13日、千葉県を襲った記録的豪雨では、水没した車に閉じ込められるなどこれまでに8人の死亡が確認されています。
突然の豪雨から命を守るにはどうすればよいのでしょうか。
茶色い濁流で寸断された道路。
その濁流に流されたのでしょうか、屋根まで水につかり放置された車が確認できます。
千葉県によりますと、県道と国道に放置された車両は約200台。
千葉市が管理する道路には1000台を超える車が放置されているとみられています。
記録的豪雨の爪痕に14日も大粒の雨が。
関東各地で14日もゲリラ雷雨が発生。
千葉県も局地的に激しい雨となりました。
14日午後1時ごろの千葉・四街道市の映像から、一夜にして茶色い水に覆われた街が確認できます。
記録的豪雨による被害の全容が徐々に明らかになってきました。
大網白里市の住宅街では家族を助けに来た知人の姿が。
取り残された人:
もう床1メートルくらいいっているみたいで、冷蔵庫や洗濯機がぷかぷか浮いている状態。
男性は家族と電話で連絡を取り合い、無事が確認できました。
一方、被害の中で目立ったのが、冠水した道路で車の中に閉じ込められるケースです。
今回の記録的豪雨でこれまでに8人の死亡が確認されていますが、そのうちの3人が車での閉じ込めによるものと分かっています。
佐倉市では、水没したタクシーに閉じ込められた乗客の66歳の女性が死亡。
柏市では冠水した道路で動けなくなった車に乗っていた女性1人が心肺停止の状態で搬送され、その後、死亡が確認されました。
亡くなった女性が乗っていたとみられる車の映像からは、前輪部分が水に隠れているようにみえます。
周辺の住民が助け出そうとしたものの、救えなかったといいます。
近隣住民:
もうみるみる沈んでいった。
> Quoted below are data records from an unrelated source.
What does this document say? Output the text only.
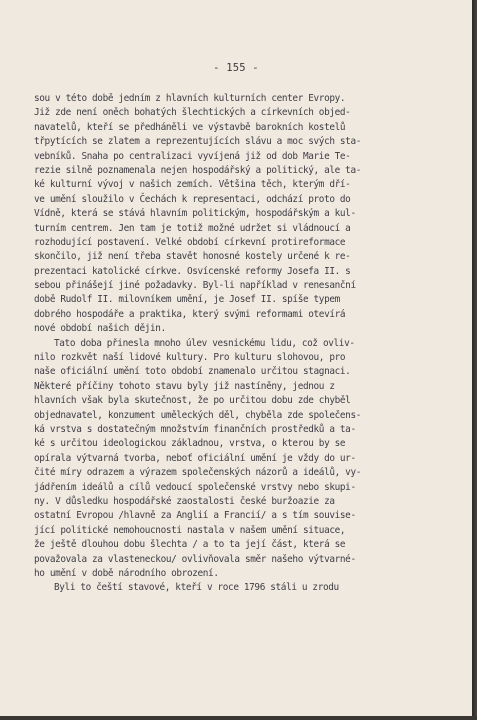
- 155 -
sou v této době jedním z hlavních kulturních center Evropy.
Již zde není oněch bohatých šlechtických a církevních objed-
navatelů, kteří se předháněli ve výstavbě barokních kostelů
třpytících se zlatem a reprezentujících slávu a moc svých sta-
vebníků. Snaha po centralizaci vyvíjená již od dob Marie Te-
rezie silně poznamenala nejen hospodářský a politický, ale ta-
ké kulturní vývoj v našich zemích. Většina těch, kterým dří-
ve umění sloužilo v Čechách k representaci, odchází proto do
Vídně, která se stává hlavním politickým, hospodářským a kul-
turním centrem. Jen tam je totiž možné udržet si vládnoucí a
rozhodující postavení. Velké období církevní protireformace
skončilo, již není třeba stavět honosné kostely určené k re-
prezentaci katolické církve. Osvícenské reformy Josefa II. s
sebou přinášejí jiné požadavky. Byl-li například v renesanční
době Rudolf II. milovníkem umění, je Josef II. spíše typem
dobrého hospodáře a praktika, který svými reformami otevírá
nové období našich dějin.
Tato doba přinesla mnoho úlev vesnickému lidu, což ovliv-
nilo rozkvět naší lidové kultury. Pro kulturu slohovou, pro
naše oficiální umění toto období znamenalo určitou stagnaci.
Některé příčiny tohoto stavu byly již nastíněny, jednou z
hlavních však byla skutečnost, že po určitou dobu zde chyběl
objednavatel, konzument uměleckých děl, chyběla zde společens-
ká vrstva s dostatečným množstvím finančních prostředků a ta-
ké s určitou ideologickou základnou, vrstva, o kterou by se
opírala výtvarná tvorba, neboť oficiální umění je vždy do ur-
čité míry odrazem a výrazem společenských názorů a ideálů, vy-
jádřením ideálů a cílů vedoucí společenské vrstvy nebo skupi-
ny. V důsledku hospodářské zaostalosti české buržoazie za
ostatní Evropou /hlavně za Anglií a Francií/ a s tím souvise-
jící politické nemohoucnosti nastala v našem umění situace,
že ještě dlouhou dobu šlechta / a to ta její část, která se
považovala za vlasteneckou/ ovlivňovala směr našeho výtvarné-
ho umění v době národního obrození.
Byli to čeští stavové, kteří v roce 1796 stáli u zrodu
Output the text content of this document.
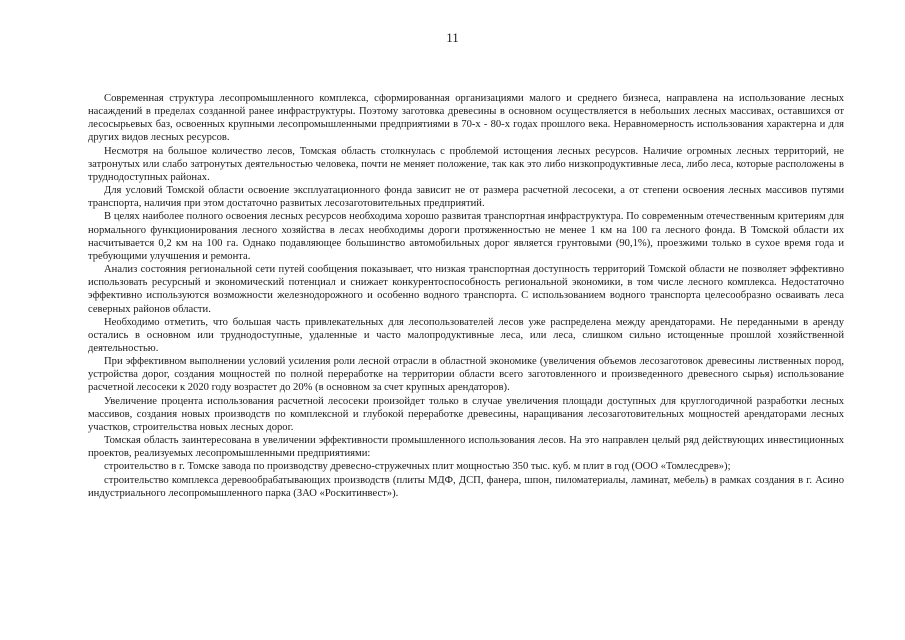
11

Современная структура лесопромышленного комплекса, сформированная организациями малого и среднего бизнеса, направлена на использование лесных насаждений в пределах созданной ранее инфраструктуры. Поэтому заготовка древесины в основном осуществляется в небольших лесных массивах, оставшихся от лесосырьевых баз, освоенных крупными лесопромышленными предприятиями в 70-х - 80-х годах прошлого века. Неравномерность использования характерна и для других видов лесных ресурсов.

Несмотря на большое количество лесов, Томская область столкнулась с проблемой истощения лесных ресурсов. Наличие огромных лесных территорий, не затронутых или слабо затронутых деятельностью человека, почти не меняет положение, так как это либо низкопродуктивные леса, либо леса, которые расположены в труднодоступных районах.

Для условий Томской области освоение эксплуатационного фонда зависит не от размера расчетной лесосеки, а от степени освоения лесных массивов путями транспорта, наличия при этом достаточно развитых лесозаготовительных предприятий.

В целях наиболее полного освоения лесных ресурсов необходима хорошо развитая транспортная инфраструктура. По современным отечественным критериям для нормального функционирования лесного хозяйства в лесах необходимы дороги протяженностью не менее 1 км на 100 га лесного фонда. В Томской области их насчитывается 0,2 км на 100 га. Однако подавляющее большинство автомобильных дорог является грунтовыми (90,1%), проезжими только в сухое время года и требующими улучшения и ремонта.

Анализ состояния региональной сети путей сообщения показывает, что низкая транспортная доступность территорий Томской области не позволяет эффективно использовать ресурсный и экономический потенциал и снижает конкурентоспособность региональной экономики, в том числе лесного комплекса. Недостаточно эффективно используются возможности железнодорожного и особенно водного транспорта. С использованием водного транспорта целесообразно осваивать леса северных районов области.

Необходимо отметить, что большая часть привлекательных для лесопользователей лесов уже распределена между арендаторами. Не переданными в аренду остались в основном или труднодоступные, удаленные и часто малопродуктивные леса, или леса, слишком сильно истощенные прошлой хозяйственной деятельностью.

При эффективном выполнении условий усиления роли лесной отрасли в областной экономике (увеличения объемов лесозаготовок древесины лиственных пород, устройства дорог, создания мощностей по полной переработке на территории области всего заготовленного и произведенного древесного сырья) использование расчетной лесосеки к 2020 году возрастет до 20% (в основном за счет крупных арендаторов).

Увеличение процента использования расчетной лесосеки произойдет только в случае увеличения площади доступных для круглогодичной разработки лесных массивов, создания новых производств по комплексной и глубокой переработке древесины, наращивания лесозаготовительных мощностей арендаторами лесных участков, строительства новых лесных дорог.

Томская область заинтересована в увеличении эффективности промышленного использования лесов. На это направлен целый ряд действующих инвестиционных проектов, реализуемых лесопромышленными предприятиями:

строительство в г. Томске завода по производству древесно-стружечных плит мощностью 350 тыс. куб. м плит в год (ООО «Томлесдрев»);

строительство комплекса деревообрабатывающих производств (плиты МДФ, ДСП, фанера, шпон, пиломатериалы, ламинат, мебель) в рамках создания в г. Асино индустриального лесопромышленного парка (ЗАО «Роскитинвест»).
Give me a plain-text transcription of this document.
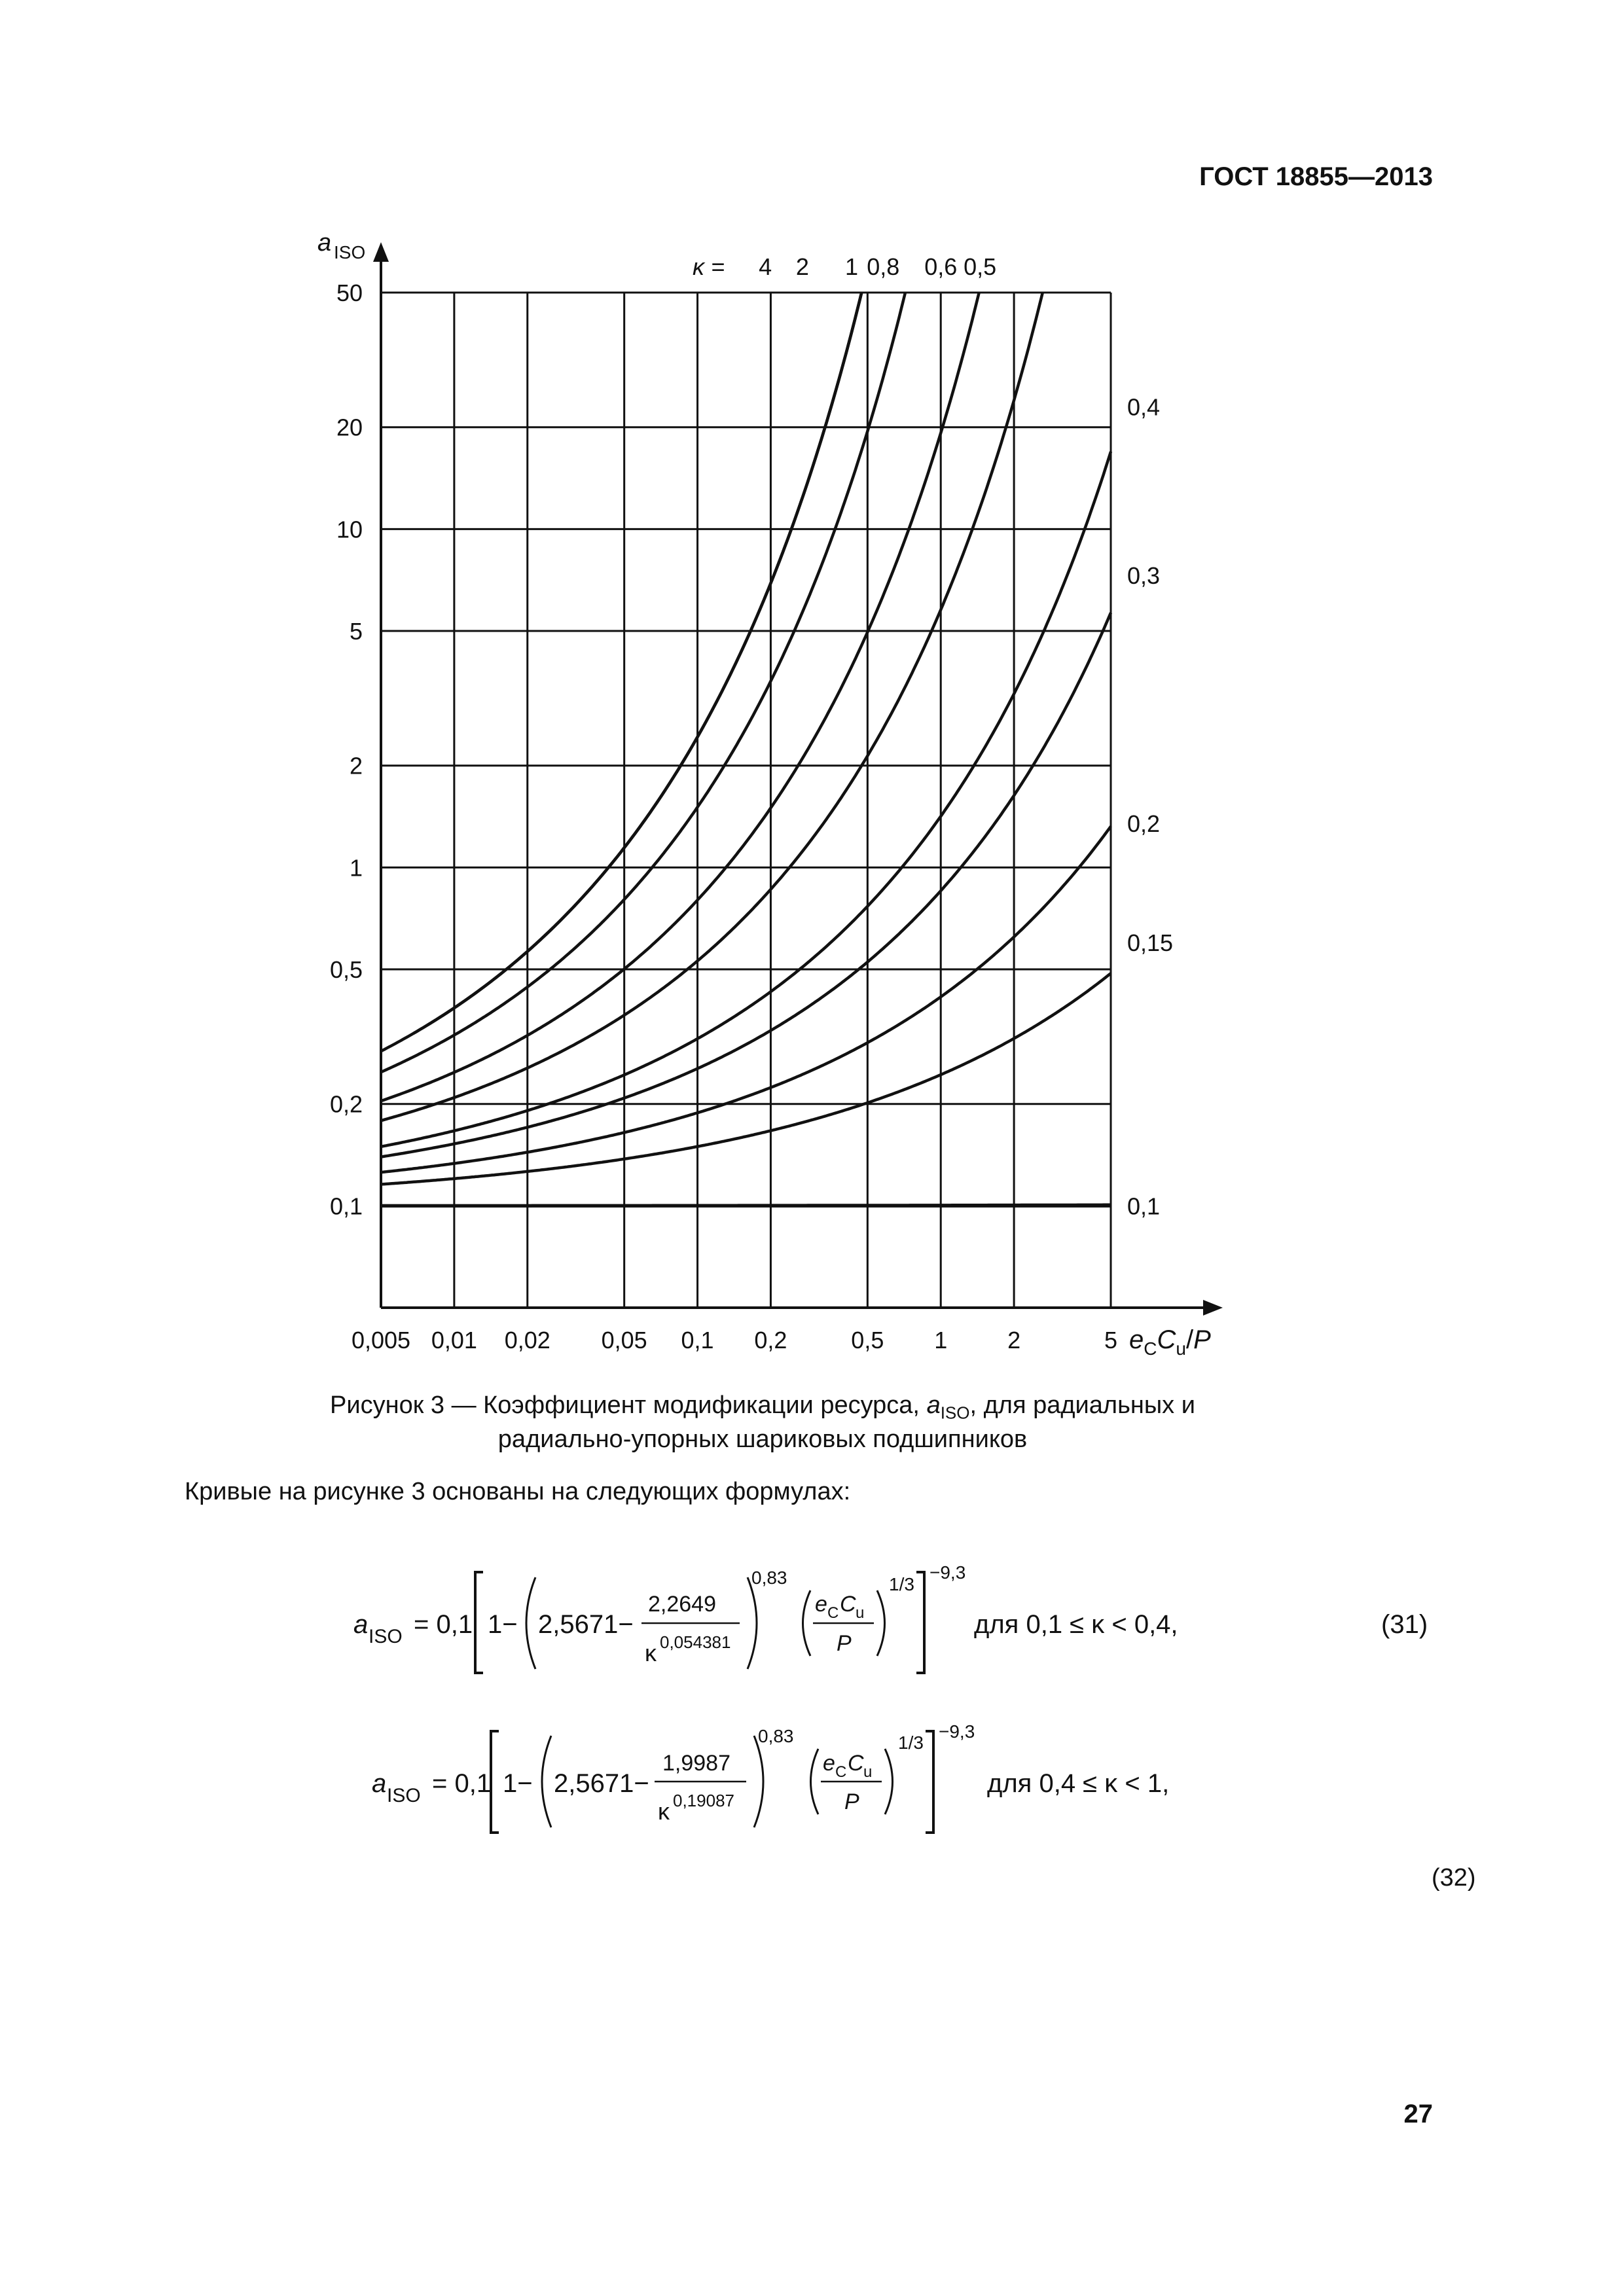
ГОСТ 18855—2013
0,005 0,01 0,02 0,05 0,1 0,2	0,5 1	2	5
0,1
0,2
0,5
1
2
5
10
20
50
a ISO
$e_CC_u/P$
κ = 4 2 1 0,8 0,6 0,5
0,4
0,3
0,2
0,15
0,1
Рисунок 3 — Коэффициент модификации ресурса, $a_{ISO}$, для радиальных и
радиально-упорных шариковых подшипников
Кривые на рисунке 3 основаны на следующих формулах:
a ISO = 0,1 1− 2,5671−
2,2649
κ 0,054381
0,83
e C C u
P
1/3
−9,3
для 0,1 ≤ κ < 0,4,	(31)
a ISO = 0,1 1− 2,5671−
1,9987
κ 0,19087
0,83
e C C u
P
1/3
−9,3
для 0,4 ≤ κ < 1,
(32)
27
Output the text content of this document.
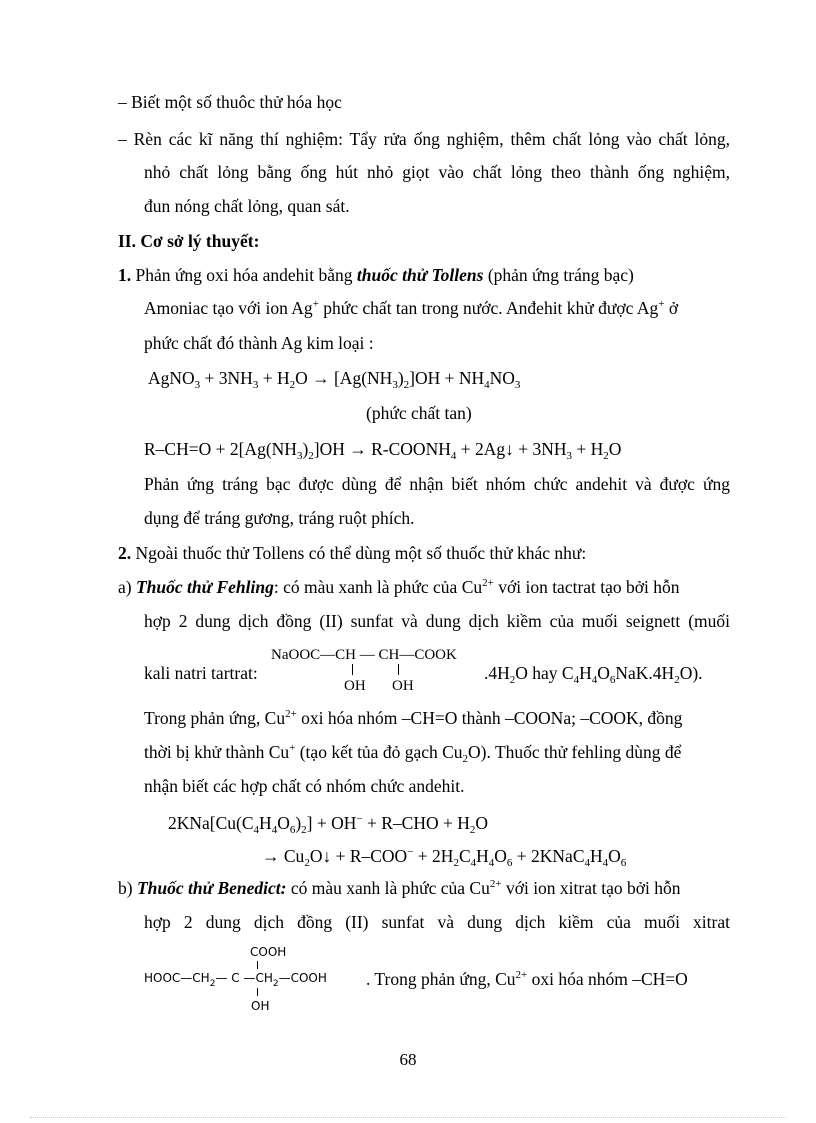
– Biết một số thuôc thử hóa học
– Rèn các kĩ năng thí nghiệm: Tẩy rửa ống nghiệm, thêm chất lỏng vào chất lỏng,
nhỏ chất lỏng bằng ống hút nhỏ giọt vào chất lỏng theo thành ống nghiệm,
đun nóng chất lỏng, quan sát.
II. Cơ sở lý thuyết:
1. Phản ứng oxi hóa andehit bằng thuốc thử Tollens (phản ứng tráng bạc)
Amoniac tạo với ion Ag+ phức chất tan trong nước. Anđehit khử được Ag+ ở
phức chất đó thành Ag kim loại :
AgNO$_3$ + $3NH_3 + H_2O \to [Ag(NH_3)_2]OH + NH_4NO_3$
(phức chất tan)
$R-CH=O + 2[Ag(NH_3)_2]OH$ → $R-COONH_4$ + 2Ag↓ + $3NH_3 + H_2O$
Phản ứng tráng bạc được dùng để nhận biết nhóm chức andehit và được ứng
dụng để tráng gương, tráng ruột phích.
2. Ngoài thuốc thử Tollens có thể dùng một số thuốc thử khác như:
a) Thuốc thử Fehling: có màu xanh là phức của $Cu^{2+}$ với ion tactrat tạo bởi hỗn
hợp 2 dung dịch đồng (II) sunfat và dung dịch kiềm của muối seignett (muối
kali natri tartrat:
NaOOC—CH — CH—COOK
OH OH
$.4H_2O$ hay $C_4H_4O_6NaK.4H_2O$).
Trong phản ứng, $Cu^{2+}$ oxi hóa nhóm –CH=O thành –COONa; –COOK, đồng
thời bị khử thành Cu+ (tạo kết tủa đỏ gạch $Cu_2O$). Thuốc thử fehling dùng để
nhận biết các hợp chất có nhóm chức andehit.
$2KNa[Cu(C_4H_4O_6)_2] + OH^- + R-CHO + H_2O$
→ $Cu_2O↓ + R-COO^- + 2H_2C_4H_4O_6$ + $2KNaC_4H_4O_6$
b) Thuốc thử Benedict: có màu xanh là phức của $Cu^{2+}$ với ion xitrat tạo bởi hỗn
hợp 2 dung dịch đồng (II) sunfat và dung dịch kiềm của muối xitrat
COOH
$HOOC—CH_2—$ C $—CH_2—COOH$
OH
. Trong phản ứng, $Cu^{2+}$ oxi hóa nhóm –CH=O
68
(車の窓を)割るものがなかったから、ごみ置き場のポールを抜いてガンガン割って。
突然の豪雨による車の水没。
命を守るにはどうすればよいのでしょうか。
JAF(日本自動車連盟)が行ったスロープを利用した車両の水没実験によりますと、後輪が浮いている場合、セダンタイプの車では水深60cmで運転席のドアを開けることが困難になり、ミニバンでは水深90cmでスライドドアを開けることが困難になるといいます。
また、窓ガラスはスマホや車のキー、ヘッドレスト、ビニール傘の先端では割ることができません。
一方、脱出用のハンマーを使えば割ることができるため、JAFはシートベルトカッター付きの脱出用ハンマーを手の届くところに常備するよう呼び掛けています。